I imagine this film being made by a French team and starring Romain Duris and not being quite as good. The zany 90s feel of it (I seem to be catching quite a few 90s flicks in the recent months) is fun, and there are so many fine touches, such as jokes repeating like leitmotifs, that it’s endearing even as it ends up slightly predictable. I am regret having just enough Spanish to know that significant wordplay is going on, but without understanding what it might be. Sólo Con Tu Pareja may have the second best dream sequence of all time, though, after Dumbo. Ah wait. That’s a drunk scene, not a dream sequence.

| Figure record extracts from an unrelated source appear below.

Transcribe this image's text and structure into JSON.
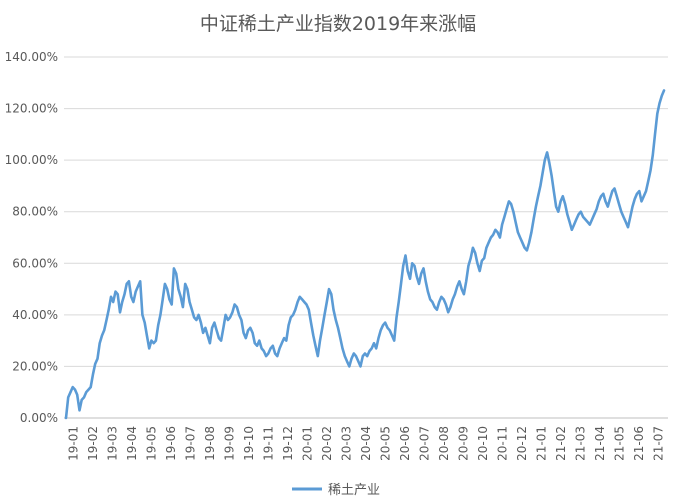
{
  "chart_data": {
    "type": "line",
    "title": "中证稀土产业指数2019年来涨幅",
    "xlabel": "",
    "ylabel": "",
    "ylim": [
      0,
      140
    ],
    "y_ticks": [
      "0.00%",
      "20.00%",
      "40.00%",
      "60.00%",
      "80.00%",
      "100.00%",
      "120.00%",
      "140.00%"
    ],
    "x_ticks": [
      "19-01",
      "19-02",
      "19-03",
      "19-04",
      "19-05",
      "19-06",
      "19-07",
      "19-08",
      "19-09",
      "19-10",
      "19-11",
      "19-12",
      "20-01",
      "20-02",
      "20-03",
      "20-04",
      "20-05",
      "20-06",
      "20-07",
      "20-08",
      "20-09",
      "20-10",
      "20-11",
      "20-12",
      "21-01",
      "21-02",
      "21-03",
      "21-04",
      "21-05",
      "21-06",
      "21-07"
    ],
    "grid": "horizontal",
    "legend_position": "bottom",
    "line_color": "#5b9bd5",
    "series": [
      {
        "name": "稀土产业",
        "x_range": [
          "19-01",
          "21-07"
        ],
        "values": [
          0,
          8,
          10,
          12,
          11,
          9,
          3,
          7,
          8,
          10,
          11,
          12,
          17,
          21,
          23,
          29,
          32,
          34,
          38,
          42,
          47,
          45,
          49,
          48,
          41,
          45,
          48,
          52,
          53,
          47,
          45,
          49,
          51,
          53,
          40,
          37,
          32,
          27,
          30,
          29,
          30,
          36,
          40,
          46,
          52,
          50,
          46,
          44,
          58,
          56,
          50,
          47,
          43,
          52,
          50,
          45,
          42,
          39,
          38,
          40,
          37,
          33,
          35,
          32,
          29,
          35,
          37,
          34,
          31,
          30,
          35,
          40,
          38,
          39,
          41,
          44,
          43,
          40,
          38,
          33,
          31,
          34,
          35,
          33,
          29,
          28,
          30,
          27,
          26,
          24,
          25,
          27,
          28,
          25,
          24,
          27,
          29,
          31,
          30,
          36,
          39,
          40,
          42,
          45,
          47,
          46,
          45,
          44,
          42,
          37,
          32,
          28,
          24,
          30,
          35,
          40,
          45,
          50,
          48,
          42,
          38,
          35,
          31,
          27,
          24,
          22,
          20,
          23,
          25,
          24,
          22,
          20,
          24,
          25,
          24,
          26,
          27,
          29,
          27,
          31,
          34,
          36,
          37,
          35,
          34,
          32,
          30,
          39,
          45,
          52,
          59,
          63,
          57,
          54,
          60,
          59,
          55,
          52,
          56,
          58,
          53,
          49,
          46,
          45,
          43,
          42,
          45,
          47,
          46,
          44,
          41,
          43,
          46,
          48,
          51,
          53,
          50,
          48,
          53,
          59,
          62,
          66,
          64,
          60,
          57,
          61,
          62,
          66,
          68,
          70,
          71,
          73,
          72,
          70,
          75,
          78,
          81,
          84,
          83,
          80,
          76,
          72,
          70,
          68,
          66,
          65,
          68,
          72,
          77,
          82,
          86,
          90,
          95,
          100,
          103,
          99,
          94,
          88,
          82,
          80,
          84,
          86,
          83,
          79,
          76,
          73,
          75,
          77,
          79,
          80,
          78,
          77,
          76,
          75,
          77,
          79,
          81,
          84,
          86,
          87,
          84,
          82,
          85,
          88,
          89,
          86,
          83,
          80,
          78,
          76,
          74,
          78,
          82,
          85,
          87,
          88,
          84,
          86,
          88,
          92,
          96,
          102,
          110,
          118,
          122,
          125,
          127
        ]
      }
    ]
  }
}
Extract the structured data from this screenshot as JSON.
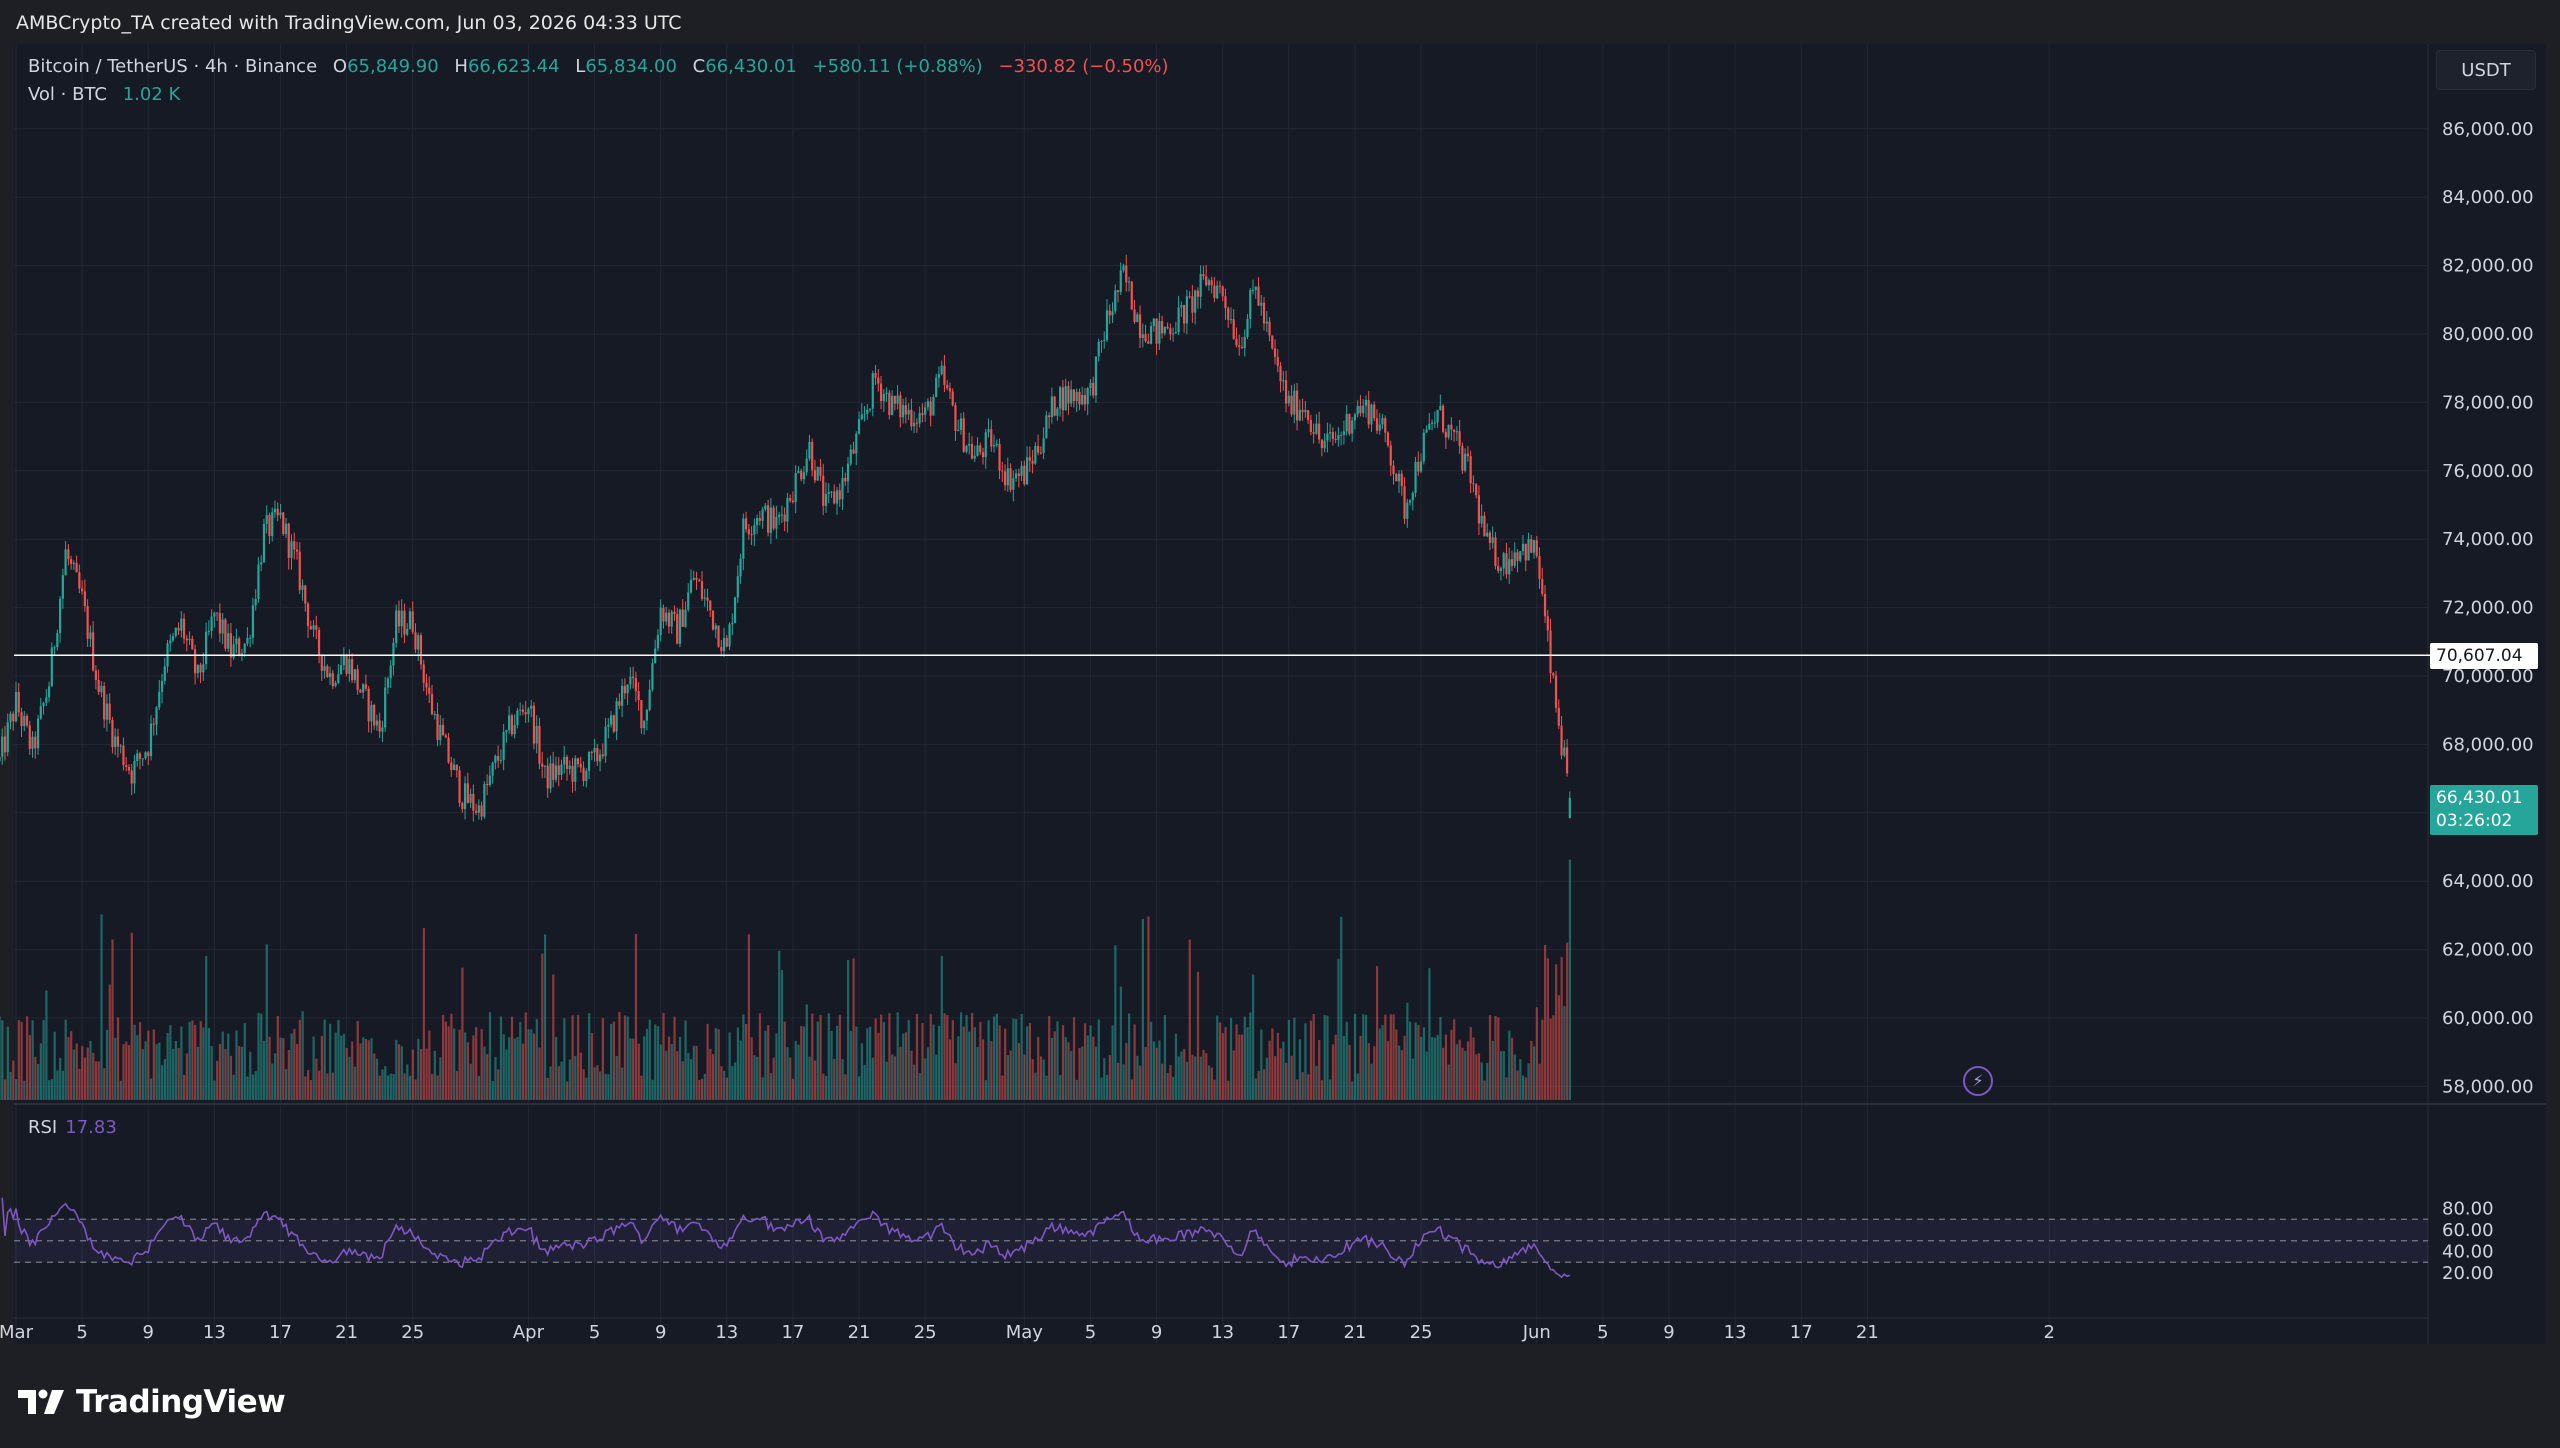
{
  "header": {
    "creator": "AMBCrypto_TA created with TradingView.com, Jun 03, 2026 04:33 UTC"
  },
  "legend": {
    "symbol": "Bitcoin / TetherUS · 4h · Binance",
    "open_label": "O",
    "open": "65,849.90",
    "high_label": "H",
    "high": "66,623.44",
    "low_label": "L",
    "low": "65,834.00",
    "close_label": "C",
    "close": "66,430.01",
    "change_up": "+580.11 (+0.88%)",
    "change_down": "−330.82 (−0.50%)",
    "volume_label": "Vol · BTC",
    "volume": "1.02 K"
  },
  "currency_button": "USDT",
  "horizontal_line": {
    "label": "70,607.04"
  },
  "last_price": {
    "price": "66,430.01",
    "countdown": "03:26:02"
  },
  "rsi": {
    "label": "RSI",
    "value": "17.83"
  },
  "brand": {
    "name": "TradingView"
  },
  "colors": {
    "up": "#26a69a",
    "down": "#ef5350",
    "rsi": "#7e57c2",
    "background": "#161a25"
  },
  "chart_data": {
    "type": "candlestick",
    "ylim": [
      57000,
      87000
    ],
    "y_ticks": [
      "58,000.00",
      "60,000.00",
      "62,000.00",
      "64,000.00",
      "66,000.00",
      "68,000.00",
      "70,000.00",
      "72,000.00",
      "74,000.00",
      "76,000.00",
      "78,000.00",
      "80,000.00",
      "82,000.00",
      "84,000.00",
      "86,000.00"
    ],
    "x_ticks": [
      "Mar",
      "5",
      "9",
      "13",
      "17",
      "21",
      "25",
      "Apr",
      "5",
      "9",
      "13",
      "17",
      "21",
      "25",
      "May",
      "5",
      "9",
      "13",
      "17",
      "21",
      "25",
      "Jun",
      "5",
      "9",
      "13",
      "17",
      "21",
      "2"
    ],
    "horizontal_line_value": 70607.04,
    "close_path": [
      [
        "Feb 28",
        67500
      ],
      [
        "Mar 1",
        69200
      ],
      [
        "Mar 2",
        67800
      ],
      [
        "Mar 3",
        69800
      ],
      [
        "Mar 4",
        73600
      ],
      [
        "Mar 5",
        72200
      ],
      [
        "Mar 6",
        69700
      ],
      [
        "Mar 7",
        68100
      ],
      [
        "Mar 8",
        67200
      ],
      [
        "Mar 9",
        68000
      ],
      [
        "Mar 10",
        70500
      ],
      [
        "Mar 11",
        71500
      ],
      [
        "Mar 12",
        69900
      ],
      [
        "Mar 13",
        71800
      ],
      [
        "Mar 14",
        70700
      ],
      [
        "Mar 15",
        71000
      ],
      [
        "Mar 16",
        74200
      ],
      [
        "Mar 17",
        74600
      ],
      [
        "Mar 18",
        73200
      ],
      [
        "Mar 19",
        71100
      ],
      [
        "Mar 20",
        70000
      ],
      [
        "Mar 21",
        70500
      ],
      [
        "Mar 22",
        69400
      ],
      [
        "Mar 23",
        68400
      ],
      [
        "Mar 24",
        71500
      ],
      [
        "Mar 25",
        71600
      ],
      [
        "Mar 26",
        69300
      ],
      [
        "Mar 27",
        67800
      ],
      [
        "Mar 28",
        66500
      ],
      [
        "Mar 29",
        66100
      ],
      [
        "Mar 30",
        67400
      ],
      [
        "Mar 31",
        68600
      ],
      [
        "Apr 1",
        69200
      ],
      [
        "Apr 2",
        67000
      ],
      [
        "Apr 3",
        67300
      ],
      [
        "Apr 4",
        67200
      ],
      [
        "Apr 5",
        67500
      ],
      [
        "Apr 6",
        68500
      ],
      [
        "Apr 7",
        70000
      ],
      [
        "Apr 8",
        68700
      ],
      [
        "Apr 9",
        72000
      ],
      [
        "Apr 10",
        71300
      ],
      [
        "Apr 11",
        72900
      ],
      [
        "Apr 12",
        71900
      ],
      [
        "Apr 13",
        70700
      ],
      [
        "Apr 14",
        74300
      ],
      [
        "Apr 15",
        74800
      ],
      [
        "Apr 16",
        74400
      ],
      [
        "Apr 17",
        75500
      ],
      [
        "Apr 18",
        76700
      ],
      [
        "Apr 19",
        74900
      ],
      [
        "Apr 20",
        75600
      ],
      [
        "Apr 21",
        77100
      ],
      [
        "Apr 22",
        78700
      ],
      [
        "Apr 23",
        77900
      ],
      [
        "Apr 24",
        77700
      ],
      [
        "Apr 25",
        77600
      ],
      [
        "Apr 26",
        78700
      ],
      [
        "Apr 27",
        77300
      ],
      [
        "Apr 28",
        76400
      ],
      [
        "Apr 29",
        76900
      ],
      [
        "Apr 30",
        75800
      ],
      [
        "May 1",
        75900
      ],
      [
        "May 2",
        76900
      ],
      [
        "May 3",
        78200
      ],
      [
        "May 4",
        78200
      ],
      [
        "May 5",
        78300
      ],
      [
        "May 6",
        80400
      ],
      [
        "May 7",
        81700
      ],
      [
        "May 8",
        80300
      ],
      [
        "May 9",
        80000
      ],
      [
        "May 10",
        80300
      ],
      [
        "May 11",
        80800
      ],
      [
        "May 12",
        81600
      ],
      [
        "May 13",
        81200
      ],
      [
        "May 14",
        79700
      ],
      [
        "May 15",
        81400
      ],
      [
        "May 16",
        79400
      ],
      [
        "May 17",
        77900
      ],
      [
        "May 18",
        77900
      ],
      [
        "May 19",
        76700
      ],
      [
        "May 20",
        77000
      ],
      [
        "May 21",
        77800
      ],
      [
        "May 22",
        77800
      ],
      [
        "May 23",
        76800
      ],
      [
        "May 24",
        74900
      ],
      [
        "May 25",
        76600
      ],
      [
        "May 26",
        77700
      ],
      [
        "May 27",
        76900
      ],
      [
        "May 28",
        75800
      ],
      [
        "May 29",
        73800
      ],
      [
        "May 30",
        73300
      ],
      [
        "May 31",
        73800
      ],
      [
        "Jun 1",
        73600
      ],
      [
        "Jun 2",
        69600
      ],
      [
        "Jun 3",
        66430
      ]
    ],
    "volume_scale_btc": [
      0,
      8
    ]
  }
}
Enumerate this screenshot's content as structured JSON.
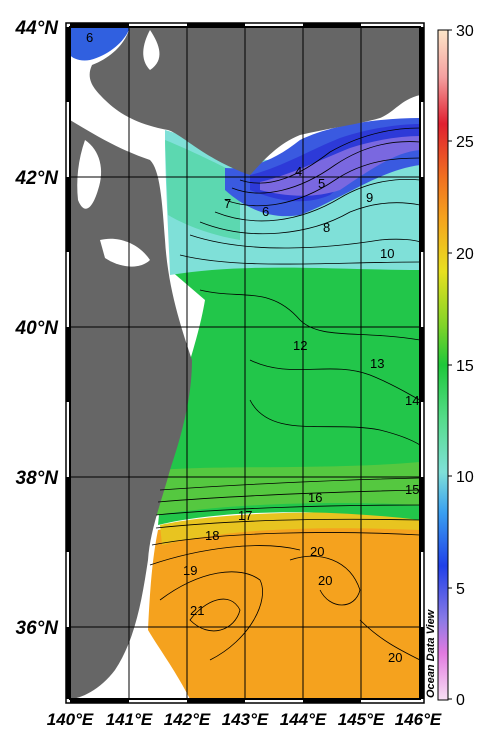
{
  "map": {
    "lat_labels": [
      "44°N",
      "42°N",
      "40°N",
      "38°N",
      "36°N"
    ],
    "lon_labels": [
      "140°E",
      "141°E",
      "142°E",
      "143°E",
      "144°E",
      "145°E",
      "146°E"
    ],
    "colorbar": {
      "ticks": [
        "30",
        "25",
        "20",
        "15",
        "10",
        "5",
        "0"
      ],
      "min": 0,
      "max": 30
    },
    "contour_labels": [
      "6",
      "4",
      "5",
      "7",
      "6",
      "9",
      "8",
      "10",
      "12",
      "13",
      "14",
      "16",
      "15",
      "17",
      "18",
      "19",
      "20",
      "20",
      "21",
      "20"
    ],
    "watermark": "Ocean Data View",
    "colors": {
      "land": "#666666",
      "frame": "#000000",
      "low": "#3a3adc",
      "mid": "#22c64a",
      "high": "#f5a21e"
    }
  }
}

[Cue Inexplicable Mexican Wrestler]

Let’s get serious, though: Cuarón is amazing. Even as this film feels like juvenilia, it’s very good quality for a 90s romantic comedy. If it had been the first of his films that I’d seen, I probably never would have guessed that he’d go on to make Children of Men, for example, and Sólo Con Tu Pareja does not come close to his other work, but I’m still happy to have seen it. I haven’t even had a chance to see Gravity yet and I love this director like Tomás loves Clarisa. I really hope he has a long and fruitful career. (His non-directorial production credits are also awesome…)

I just quickly read A.O. Scott’s NYTimes review of the film and I think he largely agrees with me. Good job, Anthony! Which reminds me, this film features one of the five most tasteless jokes I’ve ever seen in a film. Intriguing? I guess you’ll have to watch it, then, because I’m not going to tell you what it is! (Tee hee!)

Now I need to learn some Spanish. I want to know the exact language when Tomás asks Clarisa, “You feel an abyss between us?” And she answers, “Yes. A very small one.”

Alright, I’m off to look up every Claudia Ramírez film ever made.